Die Welt ist alles, was der Unfall ist

Ein Rückblick auf das Mülheimer „Stücke“-Festival 2016

Moderator Michael Laages hatte einen Verdacht. Gleich drei der sieben Stücke, die in diesem Jahr für den Mülheimer Dramatikerpreis nominiert waren, hatten erst in den letzten vier Wochen vor Meldeschluss ihre Uraufführung erlebt. Ob denn die Ausbeute der vergangenen zwölf Monate so schwach gewesen sei, dass man kurz vor Toresschluss noch Kompromisse habe machen müssen, um das üblicherweise sieben Stücke umfassende Tableau zu komplettieren? War 2015/16 also ein schwacher Jahrgang? Im Gegenteil, antwortete pflichtgemäß Franz Wille, Chefredakteur der Zeitschrift Theater heute und als Sprecher des Auswahlgremiums Mitglied der Jury. Der Jahrgang sei stark gewesen, allerdings habe sich diese Qualität zu Weihnachten 2015 noch nicht abgezeichnet.

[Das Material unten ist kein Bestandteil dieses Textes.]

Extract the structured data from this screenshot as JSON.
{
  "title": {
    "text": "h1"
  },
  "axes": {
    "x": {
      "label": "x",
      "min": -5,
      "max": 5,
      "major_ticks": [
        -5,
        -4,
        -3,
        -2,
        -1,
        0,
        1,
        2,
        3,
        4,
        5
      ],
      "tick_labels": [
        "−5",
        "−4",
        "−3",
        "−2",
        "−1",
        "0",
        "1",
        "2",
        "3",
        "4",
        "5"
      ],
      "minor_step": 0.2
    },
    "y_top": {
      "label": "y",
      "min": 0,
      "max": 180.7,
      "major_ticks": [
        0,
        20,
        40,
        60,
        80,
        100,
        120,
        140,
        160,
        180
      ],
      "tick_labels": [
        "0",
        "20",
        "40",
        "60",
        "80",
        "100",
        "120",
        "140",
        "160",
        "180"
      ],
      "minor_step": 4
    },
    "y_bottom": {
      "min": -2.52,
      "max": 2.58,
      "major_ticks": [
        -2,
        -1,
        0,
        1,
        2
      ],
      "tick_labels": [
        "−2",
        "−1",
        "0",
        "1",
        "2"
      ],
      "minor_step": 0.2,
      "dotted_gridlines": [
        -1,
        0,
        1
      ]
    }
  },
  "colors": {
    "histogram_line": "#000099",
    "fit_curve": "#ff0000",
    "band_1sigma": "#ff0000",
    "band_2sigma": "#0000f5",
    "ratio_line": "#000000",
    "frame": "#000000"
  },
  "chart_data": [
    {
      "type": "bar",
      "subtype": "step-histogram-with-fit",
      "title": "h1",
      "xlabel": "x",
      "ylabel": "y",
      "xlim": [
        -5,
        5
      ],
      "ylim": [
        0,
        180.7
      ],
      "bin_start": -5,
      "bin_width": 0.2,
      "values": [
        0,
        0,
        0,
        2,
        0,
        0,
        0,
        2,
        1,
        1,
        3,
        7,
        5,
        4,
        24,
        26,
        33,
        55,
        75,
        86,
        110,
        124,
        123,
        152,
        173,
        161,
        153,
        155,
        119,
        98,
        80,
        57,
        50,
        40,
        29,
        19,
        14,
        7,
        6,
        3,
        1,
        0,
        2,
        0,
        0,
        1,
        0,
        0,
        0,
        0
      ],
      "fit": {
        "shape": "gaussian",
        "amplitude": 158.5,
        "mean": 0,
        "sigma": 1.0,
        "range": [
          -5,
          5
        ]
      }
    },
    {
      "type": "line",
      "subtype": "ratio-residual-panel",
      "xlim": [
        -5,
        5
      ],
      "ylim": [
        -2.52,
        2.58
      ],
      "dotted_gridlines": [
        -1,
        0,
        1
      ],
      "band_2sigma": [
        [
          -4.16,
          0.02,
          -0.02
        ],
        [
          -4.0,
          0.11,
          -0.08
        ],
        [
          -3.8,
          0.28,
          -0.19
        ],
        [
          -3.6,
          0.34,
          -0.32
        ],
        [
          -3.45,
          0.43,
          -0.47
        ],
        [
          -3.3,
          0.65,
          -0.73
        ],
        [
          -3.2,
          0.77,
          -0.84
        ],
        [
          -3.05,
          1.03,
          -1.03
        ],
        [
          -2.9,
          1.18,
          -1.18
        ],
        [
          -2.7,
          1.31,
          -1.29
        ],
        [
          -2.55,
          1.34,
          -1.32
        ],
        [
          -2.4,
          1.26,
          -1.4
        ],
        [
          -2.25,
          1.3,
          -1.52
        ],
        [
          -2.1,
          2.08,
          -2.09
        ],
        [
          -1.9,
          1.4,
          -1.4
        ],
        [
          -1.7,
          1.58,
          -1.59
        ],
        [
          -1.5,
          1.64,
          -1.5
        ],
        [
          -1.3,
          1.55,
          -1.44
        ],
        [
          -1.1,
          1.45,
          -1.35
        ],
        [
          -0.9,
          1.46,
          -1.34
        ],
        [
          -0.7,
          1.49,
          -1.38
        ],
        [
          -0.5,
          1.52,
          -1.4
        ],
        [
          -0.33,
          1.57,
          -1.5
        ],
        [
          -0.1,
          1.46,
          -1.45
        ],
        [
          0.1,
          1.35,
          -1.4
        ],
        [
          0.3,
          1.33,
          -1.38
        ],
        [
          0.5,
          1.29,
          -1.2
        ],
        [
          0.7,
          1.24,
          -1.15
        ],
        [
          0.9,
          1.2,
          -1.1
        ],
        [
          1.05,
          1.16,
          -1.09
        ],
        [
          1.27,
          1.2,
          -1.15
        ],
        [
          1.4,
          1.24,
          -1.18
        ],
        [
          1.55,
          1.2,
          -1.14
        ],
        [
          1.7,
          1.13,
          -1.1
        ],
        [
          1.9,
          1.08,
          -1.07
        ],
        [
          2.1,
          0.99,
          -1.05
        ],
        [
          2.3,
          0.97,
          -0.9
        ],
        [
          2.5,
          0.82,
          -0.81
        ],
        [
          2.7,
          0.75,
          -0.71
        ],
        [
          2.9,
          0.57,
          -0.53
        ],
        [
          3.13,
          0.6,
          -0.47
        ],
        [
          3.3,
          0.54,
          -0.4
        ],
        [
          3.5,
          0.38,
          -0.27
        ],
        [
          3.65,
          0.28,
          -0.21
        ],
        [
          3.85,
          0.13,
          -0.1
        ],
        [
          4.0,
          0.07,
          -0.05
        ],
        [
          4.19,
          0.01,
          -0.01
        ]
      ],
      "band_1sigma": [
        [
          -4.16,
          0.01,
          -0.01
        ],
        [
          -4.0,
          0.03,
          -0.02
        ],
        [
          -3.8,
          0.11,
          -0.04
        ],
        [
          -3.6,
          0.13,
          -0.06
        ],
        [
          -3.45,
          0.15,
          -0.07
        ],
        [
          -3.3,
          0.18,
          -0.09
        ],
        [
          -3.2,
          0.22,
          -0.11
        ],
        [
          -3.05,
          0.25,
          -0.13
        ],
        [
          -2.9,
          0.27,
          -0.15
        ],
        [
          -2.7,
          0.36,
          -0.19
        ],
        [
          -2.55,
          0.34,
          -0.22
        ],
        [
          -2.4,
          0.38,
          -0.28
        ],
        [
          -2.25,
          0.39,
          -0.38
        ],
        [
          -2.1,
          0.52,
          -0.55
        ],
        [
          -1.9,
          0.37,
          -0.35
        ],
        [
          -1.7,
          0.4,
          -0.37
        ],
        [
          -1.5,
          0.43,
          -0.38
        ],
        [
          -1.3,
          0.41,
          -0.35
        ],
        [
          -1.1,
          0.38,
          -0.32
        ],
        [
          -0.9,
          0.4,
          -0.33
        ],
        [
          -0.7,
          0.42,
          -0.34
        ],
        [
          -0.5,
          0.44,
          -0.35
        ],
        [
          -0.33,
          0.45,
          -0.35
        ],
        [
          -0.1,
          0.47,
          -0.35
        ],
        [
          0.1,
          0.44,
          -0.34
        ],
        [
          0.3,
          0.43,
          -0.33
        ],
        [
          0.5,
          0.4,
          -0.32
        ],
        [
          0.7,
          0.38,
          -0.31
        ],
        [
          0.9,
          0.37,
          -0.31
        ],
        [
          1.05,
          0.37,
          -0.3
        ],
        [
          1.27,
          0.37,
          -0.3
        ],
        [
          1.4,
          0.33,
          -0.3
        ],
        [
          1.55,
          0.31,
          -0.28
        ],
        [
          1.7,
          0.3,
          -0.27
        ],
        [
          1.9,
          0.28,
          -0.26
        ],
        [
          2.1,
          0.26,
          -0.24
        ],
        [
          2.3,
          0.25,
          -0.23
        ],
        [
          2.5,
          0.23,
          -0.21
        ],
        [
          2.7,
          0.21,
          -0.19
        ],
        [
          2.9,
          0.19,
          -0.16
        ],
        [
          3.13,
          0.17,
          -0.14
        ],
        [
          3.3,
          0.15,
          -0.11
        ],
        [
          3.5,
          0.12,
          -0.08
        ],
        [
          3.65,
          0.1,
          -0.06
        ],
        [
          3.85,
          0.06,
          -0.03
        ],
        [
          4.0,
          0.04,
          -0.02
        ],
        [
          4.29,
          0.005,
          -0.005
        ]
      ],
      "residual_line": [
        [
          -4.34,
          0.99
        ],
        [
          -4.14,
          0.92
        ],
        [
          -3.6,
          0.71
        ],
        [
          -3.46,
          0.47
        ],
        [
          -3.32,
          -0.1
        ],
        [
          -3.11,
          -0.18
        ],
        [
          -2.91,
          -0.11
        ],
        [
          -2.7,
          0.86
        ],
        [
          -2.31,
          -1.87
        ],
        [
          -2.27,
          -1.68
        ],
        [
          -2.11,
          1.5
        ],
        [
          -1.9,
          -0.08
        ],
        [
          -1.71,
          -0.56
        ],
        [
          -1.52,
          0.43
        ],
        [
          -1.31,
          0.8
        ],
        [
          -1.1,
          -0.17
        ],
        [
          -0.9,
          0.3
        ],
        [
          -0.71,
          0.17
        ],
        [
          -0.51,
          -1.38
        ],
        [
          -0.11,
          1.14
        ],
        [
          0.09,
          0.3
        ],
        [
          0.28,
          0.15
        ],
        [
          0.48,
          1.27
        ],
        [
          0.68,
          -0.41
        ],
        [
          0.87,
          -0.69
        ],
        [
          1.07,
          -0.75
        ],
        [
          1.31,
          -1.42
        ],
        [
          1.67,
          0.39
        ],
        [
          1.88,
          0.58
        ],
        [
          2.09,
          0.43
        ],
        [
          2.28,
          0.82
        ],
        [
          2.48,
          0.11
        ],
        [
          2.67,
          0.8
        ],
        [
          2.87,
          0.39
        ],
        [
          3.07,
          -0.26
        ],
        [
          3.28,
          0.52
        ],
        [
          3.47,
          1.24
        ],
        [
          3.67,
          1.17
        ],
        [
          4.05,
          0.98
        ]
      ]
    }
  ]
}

Das war eine sympathische Verneigung vor den Autoren und Autorinnen der sieben eingeladenen Stücke, aber die Wahrheit war es nicht. Keines der Stücke reichte in seiner Qualität an den Sieger des Jahres 2015, Ewald Palmetshofers die unverheiratete, heran. Selbst die Verfolger des Vorjahres, Die lächerliche Finsternis von Wolfram Lotz und Common Ground von Yael Ronen, schienen stärker als jedes einzelne Stück des Jahrgangs 2016. Allerdings gab es in diesem Jahr auch keinen Ausfall: Alle Nominierungen erschienen gerechtfertigt, kein Text ragte heraus. Es schien ein wenig, als habe sich das Auswahlgremium daher an besonders exzellenten Inszenierungen orientiert. Dank der sieben Regisseure war jeder Abend auf seine Weise imponierend.

 

Versteinerte Menschen, polarisierte Zuschauer: Wolfram Hölls Drei sind wir aus Leipzig

 

In einer Hinsicht hatte Wille mit seiner Analyse recht. „Drei sind wir“, krähten die erst nach Weihnachten uraufgeführten Stücke, und zwei davon gehörten zu denjenigen, die bis zum Schluss als preiswürdig diskutiert wurden. Das Stück, das am leisesten krähte, der zarte, poetische Text von Wolfram Höll, erntete die größte Zustimmung der Jury - und seine Inszenierung die lauteste Unmutsäußerung im Publikum. Bei der Regisseurin Thirza Bruncken, die Drei sind wir (siehe hier) am Schauspiel Leipzig herausgebracht hat, gilt es stets, „die Differenz zur eigenen Erwartung zu ertragen“, wie es der Noch-Intendant des Staatsschauspiels Dresden Wilfried Schulz einmal ganz generell von seinen Zuschauern verlangt hat. So war es auch diesmal: Wer nach der Lektüre des Stücks einen lyrischen, melancholischen Abend erwartet hatte, wurde enttäuscht. Wer sich einließ auf die Bruncken’sche Lesart, war erschüttert.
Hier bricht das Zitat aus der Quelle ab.